2. a) Darüber hinaus ist die Beschwerde auch deshalb unzulässig, weil innerhalb der Beschwerdefrist kein Zulassungsgrund entsprechend den gesetzlichen Anforderungen geltend gemacht worden ist (§ 115 Abs. 3 Satz 1 und 3 der Finanzgerichtsordnung -- FGO --; BFH-Beschlüsse vom 27. März 1992 III B 547/90, BFHE 168, 17, BStBl II 1992, 842, 843; vom 14. März 1996 VIII R 74/95, BFH/NV 1996, 692, ständige Rechtsprechung). An der Verspätung der Begründung ändert es nichts, daß die Kläger eine Fristverlängerung beantragt und eine Begründung bis zum 30. Oktober 1996 in Aussicht gestellt haben. Die Beschwerde ist innerhalb der gesetzlichen Frist einzulegen und zu begründen. Die Frist zur Begründung der Beschwerde ist, anders als die Begründungsfrist für die Revision (vgl. § 120 Abs. 1 Satz 2 FGO), nicht verlängerungsfähig (vgl. § 54 Abs. 2 FGO i. V. m. § 224 Abs. 2 der Zivilprozeßordnung -- ZPO --; BFH-Beschluß vom 30. Dezember 1986 VIII B 39/86, BFH/NV 1988, 711, ständige Rechtsprechung).

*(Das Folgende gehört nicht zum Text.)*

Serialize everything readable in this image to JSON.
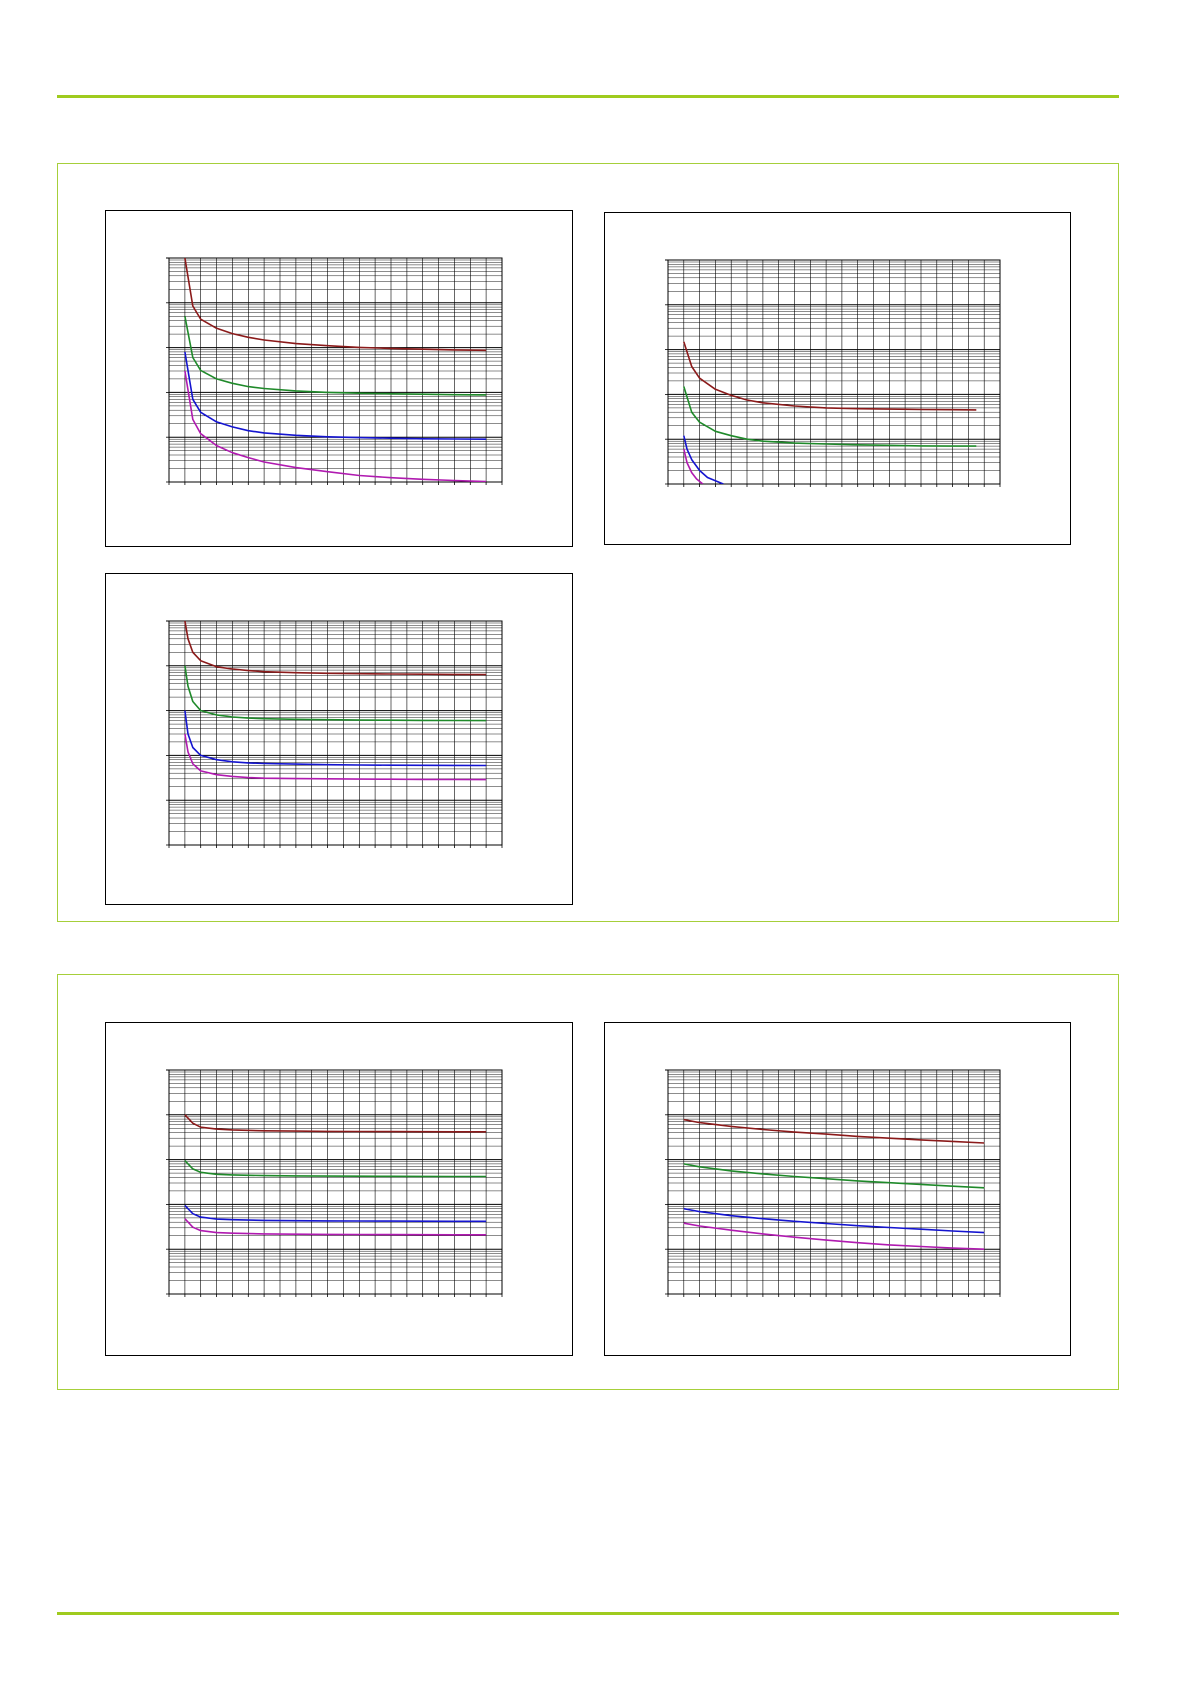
{
  "colors": {
    "accent": "#9fcb1e",
    "panel_border": "#a6cf3a",
    "series": [
      "#8b1a1a",
      "#1f8a2a",
      "#1414d0",
      "#b01ab0"
    ]
  },
  "panels": [
    {
      "title": ""
    },
    {
      "title": ""
    }
  ],
  "chart_data": [
    {
      "type": "line",
      "title": "",
      "xlabel": "",
      "ylabel": "",
      "xlim": [
        0,
        21
      ],
      "yscale": "log",
      "ylim": [
        1,
        100000
      ],
      "grid": true,
      "x": [
        1,
        1.5,
        2,
        3,
        4,
        5,
        6,
        8,
        10,
        12,
        14,
        16,
        18,
        20
      ],
      "series": [
        {
          "values": [
            100000,
            8500,
            4300,
            2700,
            2050,
            1700,
            1480,
            1230,
            1100,
            1010,
            960,
            920,
            890,
            870
          ]
        },
        {
          "values": [
            5000,
            600,
            310,
            200,
            160,
            135,
            122,
            108,
            100,
            96,
            93,
            91,
            89,
            88
          ]
        },
        {
          "values": [
            800,
            70,
            36,
            22,
            17,
            14,
            12.5,
            11,
            10.2,
            9.8,
            9.5,
            9.2,
            9.1,
            9
          ]
        },
        {
          "values": [
            300,
            25,
            12,
            6.5,
            4.5,
            3.5,
            2.8,
            2.1,
            1.7,
            1.4,
            1.25,
            1.15,
            1.08,
            1.02
          ]
        }
      ]
    },
    {
      "type": "line",
      "title": "",
      "xlabel": "",
      "ylabel": "",
      "xlim": [
        0,
        21
      ],
      "yscale": "log",
      "ylim": [
        1,
        100000
      ],
      "grid": true,
      "x": [
        1,
        1.5,
        2,
        3,
        4,
        5,
        6,
        8,
        10,
        12,
        14,
        16,
        18,
        19.5
      ],
      "series": [
        {
          "values": [
            1500,
            420,
            230,
            130,
            95,
            75,
            65,
            55,
            50,
            48,
            47,
            46,
            45.5,
            45
          ]
        },
        {
          "values": [
            150,
            40,
            24,
            15,
            12,
            10,
            9,
            8.2,
            7.8,
            7.5,
            7.3,
            7.1,
            7,
            7
          ]
        },
        {
          "x": [
            1,
            1.2,
            1.5,
            2,
            2.5,
            3.5
          ],
          "values": [
            12,
            6,
            3.5,
            2,
            1.4,
            1
          ]
        },
        {
          "x": [
            1,
            1.2,
            1.5,
            1.8,
            2.2
          ],
          "values": [
            6,
            3,
            1.8,
            1.3,
            1
          ]
        }
      ]
    },
    {
      "type": "line",
      "title": "",
      "xlabel": "",
      "ylabel": "",
      "xlim": [
        0,
        21
      ],
      "yscale": "log",
      "ylim": [
        1,
        100000
      ],
      "grid": true,
      "x": [
        1,
        1.2,
        1.5,
        2,
        3,
        4,
        5,
        6,
        8,
        10,
        12,
        14,
        16,
        18,
        20
      ],
      "series": [
        {
          "values": [
            100000,
            40000,
            20000,
            13000,
            9500,
            8500,
            7800,
            7400,
            7000,
            6800,
            6650,
            6550,
            6480,
            6420,
            6380
          ]
        },
        {
          "values": [
            10000,
            3500,
            1600,
            1000,
            800,
            720,
            680,
            660,
            640,
            625,
            615,
            610,
            605,
            600,
            598
          ]
        },
        {
          "values": [
            1000,
            300,
            150,
            100,
            80,
            72,
            68,
            66,
            64,
            62,
            61,
            60.5,
            60,
            59.8,
            59.6
          ]
        },
        {
          "values": [
            300,
            120,
            65,
            45,
            37,
            34,
            32,
            31,
            30.3,
            30,
            29.6,
            29.4,
            29.2,
            29,
            28.8
          ]
        }
      ]
    },
    {
      "type": "line",
      "title": "",
      "xlabel": "",
      "ylabel": "",
      "xlim": [
        0,
        21
      ],
      "yscale": "log",
      "ylim": [
        1,
        100000
      ],
      "grid": true,
      "x": [
        1,
        1.5,
        2,
        3,
        4,
        6,
        8,
        10,
        12,
        14,
        16,
        18,
        20
      ],
      "series": [
        {
          "values": [
            10000,
            6500,
            5300,
            4800,
            4600,
            4400,
            4320,
            4270,
            4240,
            4210,
            4190,
            4180,
            4170
          ]
        },
        {
          "values": [
            950,
            620,
            520,
            470,
            455,
            440,
            432,
            428,
            425,
            423,
            421,
            420,
            419
          ]
        },
        {
          "values": [
            95,
            62,
            52,
            47,
            45.5,
            44,
            43.2,
            42.8,
            42.5,
            42.3,
            42.1,
            42,
            41.9
          ]
        },
        {
          "values": [
            48,
            31,
            26,
            23.5,
            22.8,
            22,
            21.6,
            21.4,
            21.3,
            21.2,
            21.1,
            21,
            21
          ]
        }
      ]
    },
    {
      "type": "line",
      "title": "",
      "xlabel": "",
      "ylabel": "",
      "xlim": [
        0,
        21
      ],
      "yscale": "log",
      "ylim": [
        1,
        100000
      ],
      "grid": true,
      "x": [
        1,
        2,
        4,
        6,
        8,
        10,
        12,
        14,
        16,
        18,
        20
      ],
      "series": [
        {
          "values": [
            7800,
            6700,
            5500,
            4700,
            4100,
            3700,
            3300,
            3000,
            2750,
            2550,
            2350
          ]
        },
        {
          "values": [
            800,
            690,
            560,
            480,
            420,
            375,
            335,
            305,
            280,
            255,
            235
          ]
        },
        {
          "values": [
            80,
            69,
            56,
            48,
            42,
            37.5,
            33.5,
            30.5,
            28,
            25.5,
            23.5
          ]
        },
        {
          "values": [
            38,
            33,
            26.5,
            22,
            18.5,
            16,
            14,
            12.5,
            11.5,
            10.6,
            10
          ]
        }
      ]
    }
  ]
}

b) Zwar kann nach § 56 FGO Wiedereinsetzung in den vorigen Stand wegen Ver säumung dieser Ausschlußfrist gewährt werden, wenn jemand ohne Verschulden verhindert war, eine solche gesetzliche Ausschlußfrist einzuhalten (vgl. BFH-Beschlüsse vom 12. Dezember 1995 VII B 217/95, BFH/NV 1996, 486; vom 9. Juni 1995 VII B 20/95, BFH/NV 1996, 50, 51, ständige Rechtsprechung). Die Kläger und Beschwerdeführer (Kläger) haben indessen keine Gründe geltend gemacht, die ein Verschulden hinsichtlich der Fristversäumnis ausschlössen. Die fachkundig vertretenen Kläger sind in der Rechtsmittelbelehrung des Urteils des Finanzgerichts auf die Frist zur Begründung der Beschwerde ausreichend und zutreffend hingewiesen worden. Gemäß § 85 Abs. 2 ZPO i. V. m. § 155 FGO müssen sich die Kläger ein Verschulden ihrer Prozeßvertreterin wie eigenes Verschulden zurechnen lassen (vgl. BFH-Urteil vom 16. April 1985 VIII R 26/85, BFH/NV 1985, 83, ständige Rechtsprechung). Arbeitsüberlastung ist grundsätzlich kein Wiedereinsetzungsgrund, insbesondere wenn sie nicht unvorhersehbar und unabwendbar ist und -- wie im Streitfall -- eine aus zahlreichen Fachkräften zusammengesetzte Steuerberatungsgesellschaft als Vertreterin auftritt (vgl. BFH-Beschluß vom 30. Oktober 1974 VIII R 203/73; Steuerrechtsprechung in Karteiform, Finanzgerichtsordnung, § 56, Rechtsspruch 280; Söhn in Hübsch mann/Hepp/Spitaler, a. a. O., § 110 AO 1977 Rz. 23, m. umf. N.). Im übrigen stellt der bloße Hinweis auf andere dringliche Terminaufträge in keiner Weise ein ausreichend substantiiertes Vorbringen für ein mangelndes Verschulden dar.
Von einer weiteren Begründung sieht der erkennende Senat nach Art. 1 Nr. 6 BFHEntlG ab.